The Norwegians have a love affair with sculptures and parks. Where we might have one sculpture in a park, situated in a central location and easy to access, the Norwegians like to have many which are here and there and sometimes difficult to find. In many cases, you just happen upon them.

Many of the statues in this park were curious or comical or… “Huh?” So, here is a gallery of a few.

In case you need to reorient yourself, here is a flower and a duck. “Quack.”

A short walk up the hill and I came across Fideicommissum.

Now, you may be saying to yourself, “Why, that’s a woman having a little squat.” And it is! Not only is this a statue, but it is also an anatomically correct water fountain (I did not do a close inspection.) I had to know more, so I first did a Google translate of fideicommissum. “Fiddle Commission” didn’t seem quite right. Maybe “piddle commission?” But, no. From Wikipedia…

The title Fideicommissum refers to the former legal institution of the entail, under which estates and other family properties were passed down from one generation to the next, often benefitting the eldest son. 

What it all comes down to is marking your territory. By the way, have you read Golden Streams. It was written by I.P. Freely. Moving on.

I saw this woman walking toward me and decided to say, “Hi.” We struck up a nice conversation, but she had places to go, so we parted ways.

After such a long hike, I thought about taking a brief nap, but the bench was taken.

When I first saw these, I thought they were lanterns hanging in the trees, but when I got closer… One man’s dirty underwear are another man’s art installation. (They may kick me out of Norway if I get too snarky.)

Before heading back, I did a bit of self-reflecting. I couldn’t see the forest.

I’ve seen this bridge from my hotel window and wanted to get a closer look at it, so on the way back, I found the way to cross. It is the Nordenga Bridge.

Below and circled: the bridge from my window. The buildings to the right of the bridge are called the “Barcode Project.” Twelve buildings close together of varying height.

The arrow is pointing to where I was in the park when I took this panoramic shot of the fjord and city.
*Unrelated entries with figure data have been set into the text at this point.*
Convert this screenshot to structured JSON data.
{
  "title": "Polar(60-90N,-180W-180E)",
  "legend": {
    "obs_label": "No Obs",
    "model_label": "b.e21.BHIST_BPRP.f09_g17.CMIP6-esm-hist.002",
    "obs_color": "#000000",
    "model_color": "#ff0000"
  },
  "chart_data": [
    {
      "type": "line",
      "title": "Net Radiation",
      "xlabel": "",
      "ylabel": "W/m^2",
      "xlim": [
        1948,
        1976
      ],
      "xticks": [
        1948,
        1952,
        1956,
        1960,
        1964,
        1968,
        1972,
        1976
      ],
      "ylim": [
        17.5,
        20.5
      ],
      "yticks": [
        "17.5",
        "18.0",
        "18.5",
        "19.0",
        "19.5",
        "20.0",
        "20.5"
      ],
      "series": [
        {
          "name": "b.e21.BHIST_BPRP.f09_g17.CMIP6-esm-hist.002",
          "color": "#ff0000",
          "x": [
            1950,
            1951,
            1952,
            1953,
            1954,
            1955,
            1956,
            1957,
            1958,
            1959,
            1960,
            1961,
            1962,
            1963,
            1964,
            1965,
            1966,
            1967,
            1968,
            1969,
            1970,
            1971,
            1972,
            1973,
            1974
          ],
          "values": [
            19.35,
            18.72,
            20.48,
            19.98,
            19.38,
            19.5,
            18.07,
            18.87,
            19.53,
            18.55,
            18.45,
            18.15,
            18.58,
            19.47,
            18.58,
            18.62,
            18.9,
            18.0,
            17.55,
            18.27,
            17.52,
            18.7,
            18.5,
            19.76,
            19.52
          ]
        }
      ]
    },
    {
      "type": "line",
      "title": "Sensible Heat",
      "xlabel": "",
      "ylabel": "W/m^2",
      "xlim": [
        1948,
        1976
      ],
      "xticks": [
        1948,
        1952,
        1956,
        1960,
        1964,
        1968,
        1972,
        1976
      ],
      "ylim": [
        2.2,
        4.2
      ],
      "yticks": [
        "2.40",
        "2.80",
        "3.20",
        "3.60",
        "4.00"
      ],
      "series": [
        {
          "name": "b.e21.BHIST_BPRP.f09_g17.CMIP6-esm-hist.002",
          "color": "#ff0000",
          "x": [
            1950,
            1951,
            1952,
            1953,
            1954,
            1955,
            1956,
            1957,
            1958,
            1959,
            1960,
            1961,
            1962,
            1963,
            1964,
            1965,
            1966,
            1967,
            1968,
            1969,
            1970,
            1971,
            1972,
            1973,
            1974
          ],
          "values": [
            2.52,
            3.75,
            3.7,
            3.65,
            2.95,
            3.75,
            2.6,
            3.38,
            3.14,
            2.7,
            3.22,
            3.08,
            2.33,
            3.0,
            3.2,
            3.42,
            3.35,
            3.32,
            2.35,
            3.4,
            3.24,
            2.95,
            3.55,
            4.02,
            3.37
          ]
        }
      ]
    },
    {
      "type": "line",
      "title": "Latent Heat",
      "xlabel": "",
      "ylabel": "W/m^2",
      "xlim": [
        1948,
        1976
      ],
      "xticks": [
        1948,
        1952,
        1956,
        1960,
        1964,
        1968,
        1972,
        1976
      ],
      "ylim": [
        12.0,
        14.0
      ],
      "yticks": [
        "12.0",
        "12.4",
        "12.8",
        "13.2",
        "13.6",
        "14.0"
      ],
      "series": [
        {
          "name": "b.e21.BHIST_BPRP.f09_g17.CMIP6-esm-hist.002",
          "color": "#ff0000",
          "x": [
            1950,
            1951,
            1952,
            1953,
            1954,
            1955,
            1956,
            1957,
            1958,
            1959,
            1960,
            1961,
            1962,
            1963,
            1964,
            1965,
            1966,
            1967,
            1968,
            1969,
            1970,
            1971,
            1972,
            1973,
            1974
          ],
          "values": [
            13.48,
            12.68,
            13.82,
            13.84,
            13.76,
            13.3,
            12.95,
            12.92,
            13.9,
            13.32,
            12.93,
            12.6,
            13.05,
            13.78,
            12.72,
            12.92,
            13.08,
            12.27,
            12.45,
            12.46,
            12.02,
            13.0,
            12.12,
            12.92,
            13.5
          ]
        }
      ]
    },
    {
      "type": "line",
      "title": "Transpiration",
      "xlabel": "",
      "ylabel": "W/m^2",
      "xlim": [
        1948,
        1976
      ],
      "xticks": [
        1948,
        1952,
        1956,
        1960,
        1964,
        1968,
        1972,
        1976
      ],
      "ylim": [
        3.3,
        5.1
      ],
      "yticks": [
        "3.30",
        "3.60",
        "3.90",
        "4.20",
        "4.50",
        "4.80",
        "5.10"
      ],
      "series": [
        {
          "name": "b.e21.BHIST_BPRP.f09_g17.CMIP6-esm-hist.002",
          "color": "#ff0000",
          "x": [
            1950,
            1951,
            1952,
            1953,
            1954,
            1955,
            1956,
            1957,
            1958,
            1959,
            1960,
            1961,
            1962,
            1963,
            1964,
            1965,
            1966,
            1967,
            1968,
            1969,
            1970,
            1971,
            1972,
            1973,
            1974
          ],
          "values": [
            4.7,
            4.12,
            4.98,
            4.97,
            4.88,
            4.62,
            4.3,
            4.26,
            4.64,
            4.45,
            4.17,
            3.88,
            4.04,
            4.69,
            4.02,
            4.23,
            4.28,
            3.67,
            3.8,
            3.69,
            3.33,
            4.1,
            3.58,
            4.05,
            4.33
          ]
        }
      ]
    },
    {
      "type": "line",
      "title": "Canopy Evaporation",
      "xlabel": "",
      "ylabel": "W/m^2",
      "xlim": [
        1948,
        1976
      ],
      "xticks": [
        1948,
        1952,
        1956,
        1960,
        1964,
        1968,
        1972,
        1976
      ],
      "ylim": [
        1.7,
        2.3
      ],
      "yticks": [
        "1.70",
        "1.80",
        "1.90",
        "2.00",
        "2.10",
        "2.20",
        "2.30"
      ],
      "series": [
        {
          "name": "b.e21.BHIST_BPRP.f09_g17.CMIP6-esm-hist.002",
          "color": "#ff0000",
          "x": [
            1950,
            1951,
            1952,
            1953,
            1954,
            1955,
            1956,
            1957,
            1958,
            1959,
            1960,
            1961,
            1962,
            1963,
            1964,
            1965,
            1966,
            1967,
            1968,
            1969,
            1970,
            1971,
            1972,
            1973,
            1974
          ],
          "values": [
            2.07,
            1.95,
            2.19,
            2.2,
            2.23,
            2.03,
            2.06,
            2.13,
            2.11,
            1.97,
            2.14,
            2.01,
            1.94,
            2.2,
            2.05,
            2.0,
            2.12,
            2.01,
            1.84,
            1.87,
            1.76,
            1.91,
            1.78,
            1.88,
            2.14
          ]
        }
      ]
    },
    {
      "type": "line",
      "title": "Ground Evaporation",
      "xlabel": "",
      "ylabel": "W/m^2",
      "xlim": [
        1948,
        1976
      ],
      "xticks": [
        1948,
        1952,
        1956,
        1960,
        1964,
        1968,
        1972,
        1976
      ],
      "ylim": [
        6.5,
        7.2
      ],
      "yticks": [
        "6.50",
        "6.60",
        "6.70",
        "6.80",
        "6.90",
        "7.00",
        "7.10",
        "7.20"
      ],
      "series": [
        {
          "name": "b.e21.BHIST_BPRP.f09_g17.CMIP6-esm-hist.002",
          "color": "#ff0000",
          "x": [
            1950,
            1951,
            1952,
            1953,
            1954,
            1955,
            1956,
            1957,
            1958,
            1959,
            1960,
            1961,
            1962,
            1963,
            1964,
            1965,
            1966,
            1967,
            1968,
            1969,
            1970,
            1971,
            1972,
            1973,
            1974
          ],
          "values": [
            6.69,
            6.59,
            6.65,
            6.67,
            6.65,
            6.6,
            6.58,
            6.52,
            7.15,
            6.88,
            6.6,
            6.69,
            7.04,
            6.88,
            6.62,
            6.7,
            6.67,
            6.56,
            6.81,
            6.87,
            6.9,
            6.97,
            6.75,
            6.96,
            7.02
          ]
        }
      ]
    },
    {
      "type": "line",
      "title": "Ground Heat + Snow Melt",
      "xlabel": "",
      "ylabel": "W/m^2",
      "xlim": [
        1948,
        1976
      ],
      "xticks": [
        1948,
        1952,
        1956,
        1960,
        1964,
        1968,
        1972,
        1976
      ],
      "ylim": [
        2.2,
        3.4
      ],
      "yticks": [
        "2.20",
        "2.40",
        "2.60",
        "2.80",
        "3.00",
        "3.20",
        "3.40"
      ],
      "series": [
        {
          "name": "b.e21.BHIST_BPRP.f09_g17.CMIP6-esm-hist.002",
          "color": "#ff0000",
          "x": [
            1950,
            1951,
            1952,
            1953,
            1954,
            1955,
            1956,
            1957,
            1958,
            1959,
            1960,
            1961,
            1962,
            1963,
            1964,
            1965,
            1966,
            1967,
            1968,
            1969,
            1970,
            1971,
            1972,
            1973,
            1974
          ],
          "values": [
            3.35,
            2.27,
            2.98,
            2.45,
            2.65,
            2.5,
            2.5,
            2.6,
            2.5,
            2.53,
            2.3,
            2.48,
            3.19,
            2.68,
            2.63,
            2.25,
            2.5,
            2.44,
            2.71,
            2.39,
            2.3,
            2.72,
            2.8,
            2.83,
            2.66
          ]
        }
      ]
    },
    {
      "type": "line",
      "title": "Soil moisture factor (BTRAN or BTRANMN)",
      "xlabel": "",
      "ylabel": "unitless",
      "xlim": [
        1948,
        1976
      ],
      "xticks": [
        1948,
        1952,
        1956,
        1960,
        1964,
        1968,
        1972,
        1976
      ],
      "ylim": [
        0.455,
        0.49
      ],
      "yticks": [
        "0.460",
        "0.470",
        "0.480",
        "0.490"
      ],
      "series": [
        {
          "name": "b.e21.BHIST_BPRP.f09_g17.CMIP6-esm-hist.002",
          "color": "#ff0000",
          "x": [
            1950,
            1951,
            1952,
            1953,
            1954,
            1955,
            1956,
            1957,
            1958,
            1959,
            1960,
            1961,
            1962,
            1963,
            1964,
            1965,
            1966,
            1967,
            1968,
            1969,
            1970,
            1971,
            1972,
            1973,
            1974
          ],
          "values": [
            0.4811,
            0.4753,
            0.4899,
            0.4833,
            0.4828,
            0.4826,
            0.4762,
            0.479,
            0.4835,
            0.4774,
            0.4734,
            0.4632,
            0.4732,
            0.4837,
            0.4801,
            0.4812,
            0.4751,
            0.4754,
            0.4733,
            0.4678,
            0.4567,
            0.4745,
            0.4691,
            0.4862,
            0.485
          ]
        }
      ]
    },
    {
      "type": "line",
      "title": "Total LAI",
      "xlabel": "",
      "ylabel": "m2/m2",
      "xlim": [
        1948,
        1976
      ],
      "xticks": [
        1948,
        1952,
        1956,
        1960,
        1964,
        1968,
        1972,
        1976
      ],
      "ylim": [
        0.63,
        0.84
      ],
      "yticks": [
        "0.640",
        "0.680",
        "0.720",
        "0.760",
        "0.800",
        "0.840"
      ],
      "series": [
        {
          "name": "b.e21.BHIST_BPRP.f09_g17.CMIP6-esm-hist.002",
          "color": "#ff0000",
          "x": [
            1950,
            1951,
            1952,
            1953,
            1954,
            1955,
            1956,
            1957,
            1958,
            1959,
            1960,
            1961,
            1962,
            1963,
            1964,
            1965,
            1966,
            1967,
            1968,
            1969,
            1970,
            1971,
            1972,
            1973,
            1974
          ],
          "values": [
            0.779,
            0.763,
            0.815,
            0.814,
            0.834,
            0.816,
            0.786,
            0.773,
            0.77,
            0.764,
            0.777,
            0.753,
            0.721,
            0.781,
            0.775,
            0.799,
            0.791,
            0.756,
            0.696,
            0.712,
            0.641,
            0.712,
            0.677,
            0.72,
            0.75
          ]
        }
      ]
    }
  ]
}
Now it is time for a big drink of water, some sushi, and a good book. Pray you are having a wonderful day.

Travel: Oslo 7

Today, I attended St. Edmund’s Church (Church of England). The Rt. Rev. Dr. Robert Innes, Bishop of the Diocese of Europe was the Celebrant with Confirmations. It appeared to be a very special day for the congregation. I had a minute to visit with the Chaplain, The Rev. Canon Joanna Udal.

The service was in English and similar to ours, but with a different order for some parts.

Bishop Innes doing bishopy things. It took a few seconds to realize that it is a map of Europe on his miter.

There was so much construction out front, that it was difficult to get a good picture, so I stole this one from the web.

At the end of June, they will be celebrating their 140th anniversary, so by European standards, it is a very new congregation/church.

The walk to the church this morning was lonely business. Very little movement on the streets. It is my experience that most European cities are trashed on Sunday mornings with garbage everywhere.